Health

The Health Care Solutions Small Businesses Need

Republican plans to repeal the Affordable Care Act were like something out of a B horror movie: terrifying at times, very unrealistic and surprisingly difficult to kill. Fortunately for America’s small businesses, conservative lawmakers failed for now to gut the ACA. This development is wonderful news given that small firms like ours struggled with health care costs for years before the ACA led to better health coverage and more choices at lower prices. Now that the health care law is no longer under immediate threat of repeal, it’s time for a bipartisan plan that will strengthen our health care system so America’s small employers can continue to thrive.

Before the ACA drastically increased the accessibility of quality, affordable healthcare, the insurance landscape was bleak for our businesses. Drive Brand Studio, an advertising agency in North Conway, N.H., faced double-digit premium increases every year — sometimes as high as 30 percent. Just one insurance provider was available and coverage was so expensive that the business had to offer its employees a limited plan, which included a $5,000 deductible and covered only catastrophic care. Then the ACA changed all that, and Drive Brand Studio had its pick of four different insurance providers and premiums increased at a modest rate of around 3 percent annually.

Paloma Clothing in Portland, Ore., received similar benefits from the ACA. Thanks to federal income tax credits provided by the healthcare law, it received a tax credit of $4,900 in 2010 and about $5,200 in 2011. By 2015, the credit was up to $8,000. That money was used to help offset the cost of offering employee health insurance, which runs about $30,000 annually for the company.

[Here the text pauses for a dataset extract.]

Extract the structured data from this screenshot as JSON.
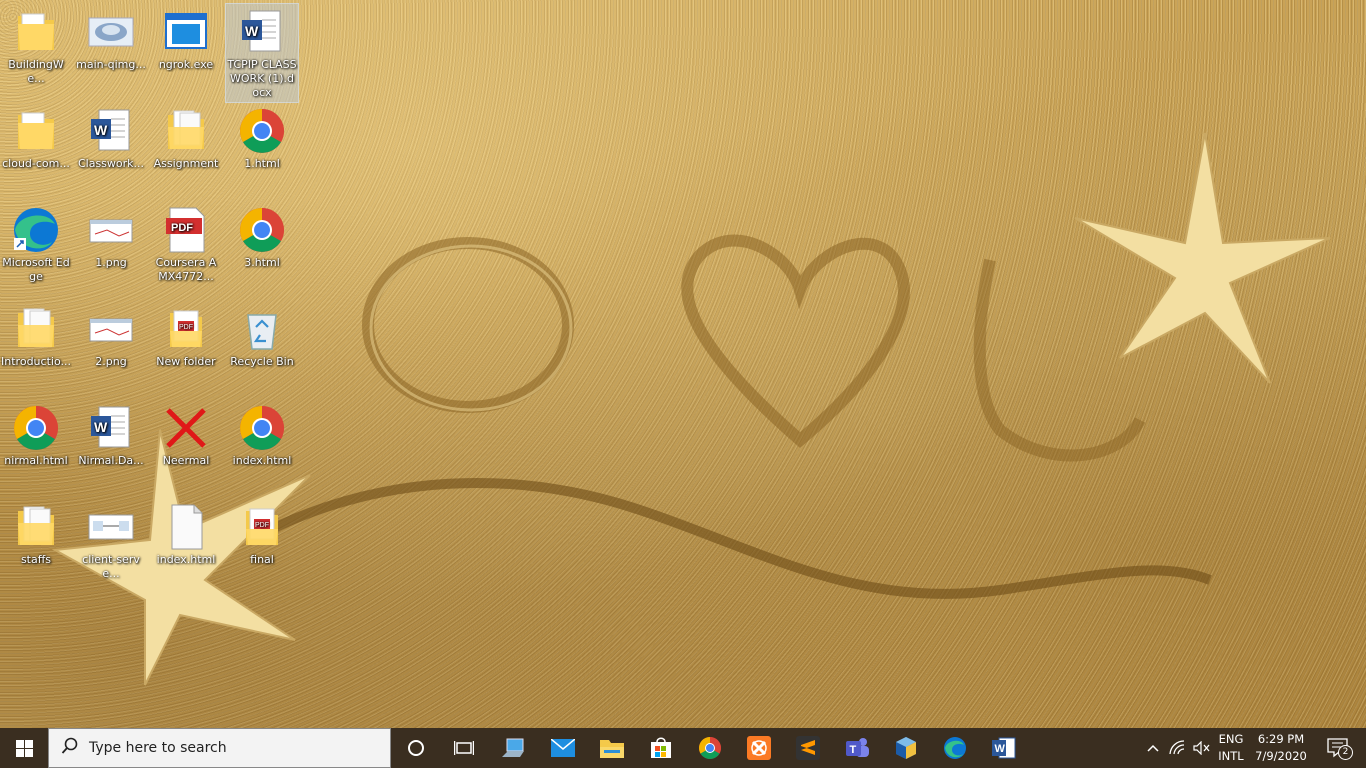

We’re not alone. Before the ACA, small businesses paid an average of 18 percent more for health coverage than their big business counterparts, and frequently faced double-digit premium increases every year. After the ACA? Small firms saw their premiums rise by just 5.2 percent on average between 2011 and 2015.

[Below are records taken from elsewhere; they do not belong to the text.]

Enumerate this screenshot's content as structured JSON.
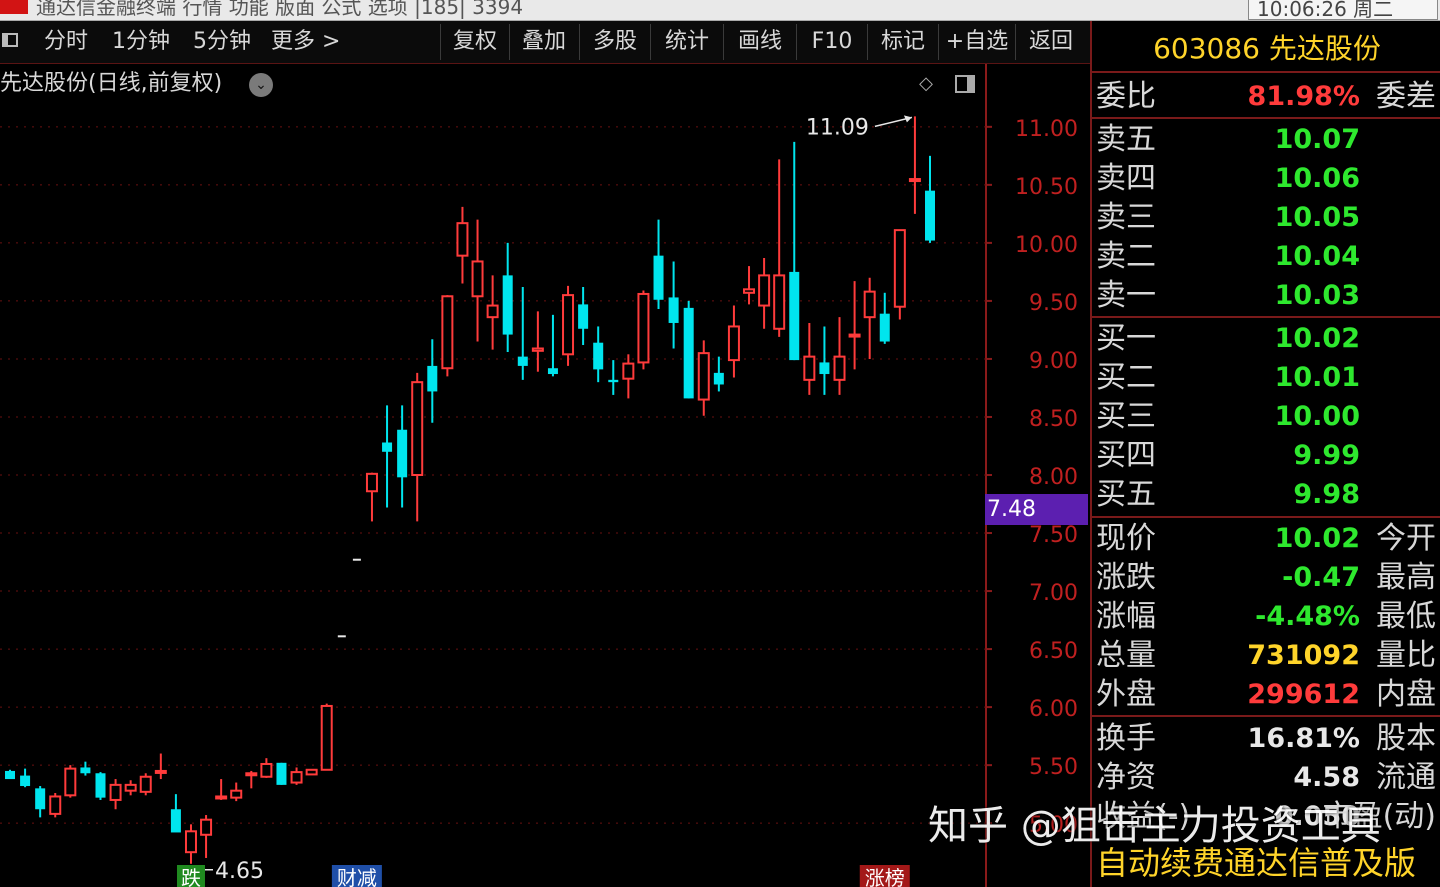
{
  "topbar": {
    "menu": "通达信金融终端   行情        功能   版面   公式   选项          |185|   3394",
    "clock": "10:06:26 周二"
  },
  "toolbar": {
    "periods": [
      "分时",
      "1分钟",
      "5分钟",
      "更多 >"
    ],
    "buttons": [
      "复权",
      "叠加",
      "多股",
      "统计",
      "画线",
      "F10",
      "标记",
      "+自选",
      "返回"
    ]
  },
  "chart": {
    "title": "先达股份(日线,前复权)",
    "high_label": "11.09",
    "low_label": "4.65",
    "current_price_badge": "7.48",
    "y_axis": [
      "11.00",
      "10.50",
      "10.00",
      "9.50",
      "9.00",
      "8.50",
      "8.00",
      "7.50",
      "7.00",
      "6.50",
      "6.00",
      "5.50",
      "5.00"
    ],
    "markers": [
      {
        "text": "跌",
        "color": "#1f8a1f"
      },
      {
        "text": "财减",
        "color": "#1f4fa8"
      },
      {
        "text": "涨榜",
        "color": "#a31818"
      }
    ]
  },
  "chart_data": {
    "type": "candlestick",
    "ylim": [
      4.45,
      11.55
    ],
    "y_ticks": [
      11.0,
      10.5,
      10.0,
      9.5,
      9.0,
      8.5,
      8.0,
      7.5,
      7.0,
      6.5,
      6.0,
      5.5,
      5.0
    ],
    "up_color": "#ff3b3b",
    "down_color": "#00e5ee",
    "candles": [
      {
        "o": 5.45,
        "h": 5.46,
        "l": 5.4,
        "c": 5.38
      },
      {
        "o": 5.41,
        "h": 5.47,
        "l": 5.31,
        "c": 5.32
      },
      {
        "o": 5.3,
        "h": 5.32,
        "l": 5.05,
        "c": 5.12
      },
      {
        "o": 5.08,
        "h": 5.26,
        "l": 5.05,
        "c": 5.23
      },
      {
        "o": 5.24,
        "h": 5.5,
        "l": 5.22,
        "c": 5.47
      },
      {
        "o": 5.48,
        "h": 5.53,
        "l": 5.41,
        "c": 5.43
      },
      {
        "o": 5.43,
        "h": 5.44,
        "l": 5.2,
        "c": 5.22
      },
      {
        "o": 5.2,
        "h": 5.38,
        "l": 5.12,
        "c": 5.33
      },
      {
        "o": 5.28,
        "h": 5.37,
        "l": 5.24,
        "c": 5.33
      },
      {
        "o": 5.27,
        "h": 5.43,
        "l": 5.24,
        "c": 5.4
      },
      {
        "o": 5.45,
        "h": 5.6,
        "l": 5.38,
        "c": 5.45
      },
      {
        "o": 5.12,
        "h": 5.25,
        "l": 4.98,
        "c": 4.92
      },
      {
        "o": 4.75,
        "h": 4.99,
        "l": 4.65,
        "c": 4.93
      },
      {
        "o": 4.9,
        "h": 5.07,
        "l": 4.7,
        "c": 5.03
      },
      {
        "o": 5.22,
        "h": 5.38,
        "l": 5.2,
        "c": 5.23
      },
      {
        "o": 5.22,
        "h": 5.35,
        "l": 5.19,
        "c": 5.28
      },
      {
        "o": 5.43,
        "h": 5.45,
        "l": 5.3,
        "c": 5.43
      },
      {
        "o": 5.4,
        "h": 5.56,
        "l": 5.39,
        "c": 5.51
      },
      {
        "o": 5.52,
        "h": 5.52,
        "l": 5.33,
        "c": 5.33
      },
      {
        "o": 5.35,
        "h": 5.48,
        "l": 5.33,
        "c": 5.44
      },
      {
        "o": 5.42,
        "h": 5.46,
        "l": 5.42,
        "c": 5.46
      },
      {
        "o": 5.46,
        "h": 6.03,
        "l": 5.46,
        "c": 6.01
      },
      {
        "o": 6.61,
        "h": 6.61,
        "l": 6.61,
        "c": 6.61
      },
      {
        "o": 7.27,
        "h": 7.27,
        "l": 7.27,
        "c": 7.27
      },
      {
        "o": 7.86,
        "h": 8.02,
        "l": 7.6,
        "c": 8.01
      },
      {
        "o": 8.28,
        "h": 8.6,
        "l": 7.72,
        "c": 8.2
      },
      {
        "o": 8.39,
        "h": 8.6,
        "l": 7.72,
        "c": 7.98
      },
      {
        "o": 8.0,
        "h": 8.88,
        "l": 7.6,
        "c": 8.8
      },
      {
        "o": 8.94,
        "h": 9.17,
        "l": 8.45,
        "c": 8.72
      },
      {
        "o": 8.92,
        "h": 9.55,
        "l": 8.85,
        "c": 9.54
      },
      {
        "o": 9.89,
        "h": 10.31,
        "l": 9.65,
        "c": 10.17
      },
      {
        "o": 9.54,
        "h": 10.2,
        "l": 9.15,
        "c": 9.84
      },
      {
        "o": 9.36,
        "h": 9.72,
        "l": 9.08,
        "c": 9.46
      },
      {
        "o": 9.72,
        "h": 10.0,
        "l": 9.06,
        "c": 9.21
      },
      {
        "o": 9.02,
        "h": 9.62,
        "l": 8.82,
        "c": 8.94
      },
      {
        "o": 9.07,
        "h": 9.41,
        "l": 8.89,
        "c": 9.09
      },
      {
        "o": 8.92,
        "h": 9.38,
        "l": 8.85,
        "c": 8.87
      },
      {
        "o": 9.04,
        "h": 9.63,
        "l": 8.94,
        "c": 9.55
      },
      {
        "o": 9.47,
        "h": 9.62,
        "l": 9.12,
        "c": 9.26
      },
      {
        "o": 9.14,
        "h": 9.28,
        "l": 8.8,
        "c": 8.91
      },
      {
        "o": 8.82,
        "h": 8.99,
        "l": 8.69,
        "c": 8.8
      },
      {
        "o": 8.83,
        "h": 9.04,
        "l": 8.66,
        "c": 8.96
      },
      {
        "o": 8.97,
        "h": 9.59,
        "l": 8.91,
        "c": 9.56
      },
      {
        "o": 9.89,
        "h": 10.2,
        "l": 9.43,
        "c": 9.51
      },
      {
        "o": 9.53,
        "h": 9.84,
        "l": 9.09,
        "c": 9.31
      },
      {
        "o": 9.44,
        "h": 9.5,
        "l": 8.66,
        "c": 8.66
      },
      {
        "o": 8.65,
        "h": 9.16,
        "l": 8.51,
        "c": 9.05
      },
      {
        "o": 8.88,
        "h": 9.02,
        "l": 8.72,
        "c": 8.78
      },
      {
        "o": 8.99,
        "h": 9.46,
        "l": 8.84,
        "c": 9.28
      },
      {
        "o": 9.57,
        "h": 9.8,
        "l": 9.47,
        "c": 9.6
      },
      {
        "o": 9.46,
        "h": 9.87,
        "l": 9.26,
        "c": 9.72
      },
      {
        "o": 9.26,
        "h": 10.72,
        "l": 9.19,
        "c": 9.72
      },
      {
        "o": 9.75,
        "h": 10.87,
        "l": 8.99,
        "c": 8.99
      },
      {
        "o": 8.82,
        "h": 9.31,
        "l": 8.69,
        "c": 9.02
      },
      {
        "o": 8.97,
        "h": 9.28,
        "l": 8.69,
        "c": 8.87
      },
      {
        "o": 8.82,
        "h": 9.36,
        "l": 8.69,
        "c": 9.02
      },
      {
        "o": 9.21,
        "h": 9.67,
        "l": 8.91,
        "c": 9.21
      },
      {
        "o": 9.36,
        "h": 9.7,
        "l": 9.0,
        "c": 9.58
      },
      {
        "o": 9.39,
        "h": 9.57,
        "l": 9.13,
        "c": 9.15
      },
      {
        "o": 9.45,
        "h": 10.1,
        "l": 9.34,
        "c": 10.11
      },
      {
        "o": 10.55,
        "h": 11.09,
        "l": 10.25,
        "c": 10.55
      },
      {
        "o": 10.45,
        "h": 10.75,
        "l": 10.0,
        "c": 10.02
      }
    ]
  },
  "quote": {
    "code_name": "603086 先达股份",
    "weibi": {
      "label": "委比",
      "value": "81.98%",
      "label2": "委差",
      "color": "#ff3b3b"
    },
    "sells": [
      {
        "label": "卖五",
        "value": "10.07"
      },
      {
        "label": "卖四",
        "value": "10.06"
      },
      {
        "label": "卖三",
        "value": "10.05"
      },
      {
        "label": "卖二",
        "value": "10.04"
      },
      {
        "label": "卖一",
        "value": "10.03"
      }
    ],
    "buys": [
      {
        "label": "买一",
        "value": "10.02"
      },
      {
        "label": "买二",
        "value": "10.01"
      },
      {
        "label": "买三",
        "value": "10.00"
      },
      {
        "label": "买四",
        "value": "9.99"
      },
      {
        "label": "买五",
        "value": "9.98"
      }
    ],
    "stats": [
      {
        "label": "现价",
        "value": "10.02",
        "label2": "今开",
        "color": "#2ee82e"
      },
      {
        "label": "涨跌",
        "value": "-0.47",
        "label2": "最高",
        "color": "#2ee82e"
      },
      {
        "label": "涨幅",
        "value": "-4.48%",
        "label2": "最低",
        "color": "#2ee82e"
      },
      {
        "label": "总量",
        "value": "731092",
        "label2": "量比",
        "color": "#ffd42a"
      },
      {
        "label": "外盘",
        "value": "299612",
        "label2": "内盘",
        "color": "#ff3b3b"
      }
    ],
    "stats2": [
      {
        "label": "换手",
        "value": "16.81%",
        "label2": "股本",
        "color": "#e8e8e8"
      },
      {
        "label": "净资",
        "value": "4.58",
        "label2": "流通",
        "color": "#e8e8e8"
      },
      {
        "label": "收益(-)",
        "value": "0.050",
        "label2": "市盈(动)",
        "color": "#e8e8e8"
      }
    ],
    "footer": "自动续费通达信普及版"
  },
  "watermark": "知乎 @狙击主力投资工具"
}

As you can see, the ACA represents the first meaningful health care reform for small businesses in decades. That does not mean, however, that we think the law is perfect. If lawmakers really want to help small businesses, we believe they should seriously consider strengthening the ACA in the following ways:

  • Bolstering the current system of tax credits that has enabled many entrepreneurs to build their businesses without fear that they might lose their health care;

  • Continuing to expand Medicaid, which under the ACA has already extended coverage to an additional 14 million Americans, including nearly two million small business employees;

  • Strengthening the small-group market by opposing measures that would allow more businesses to establish association health plans, which would lead to separate risk pools for the healthy and the sick and ultimately drive up costs for small firms with older or less healthy workers;

  • Limiting cost increases for middle-aged consumers, particularly the rapidly growing group of entrepreneurs between 50 and 64 years old;

  • Simplifying and expanding the small business tax credit to help more small businesses access affordable coverage; and

  • Passing health care tax equity for the self-employed so that freelancers can deduct their health care expenses from their FICA tax obligations.

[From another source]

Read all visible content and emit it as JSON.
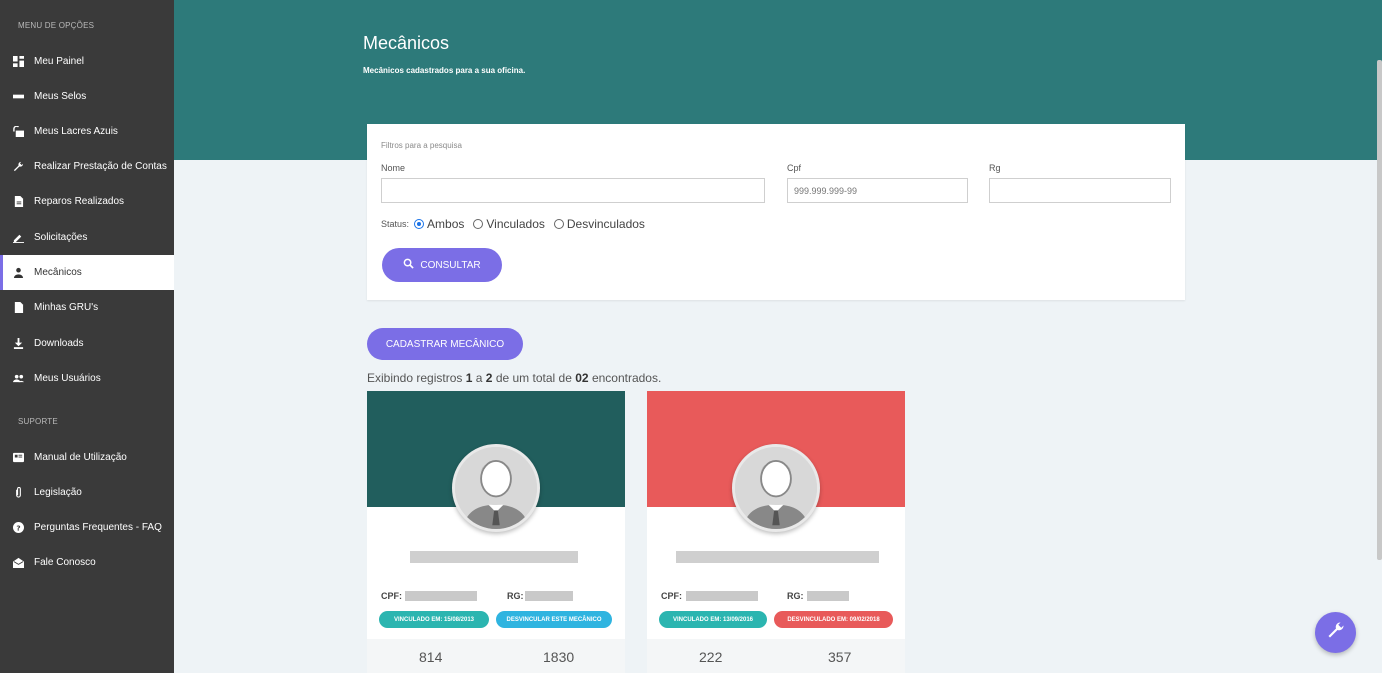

Enacting even just a few of these things would go a long way towards helping small businesses access affordable coverage. These ideas, however, are not just recommendations — they are essential. Much work remains to improve the ACA, and only a bipartisan effort can bring the changes that small firms need. Politicians must accept that they can assist small firms by solving our health care needs, allowing us to focus on what small businesses do best: creating jobs.

 

Mike Roach is a co-owner of Paloma Clothing in Portland, Ore. Nancy Clark is the owner of Drive Brand Studio in North Conway, N.H. They are both members of Small Business Majority’s Small Business Council.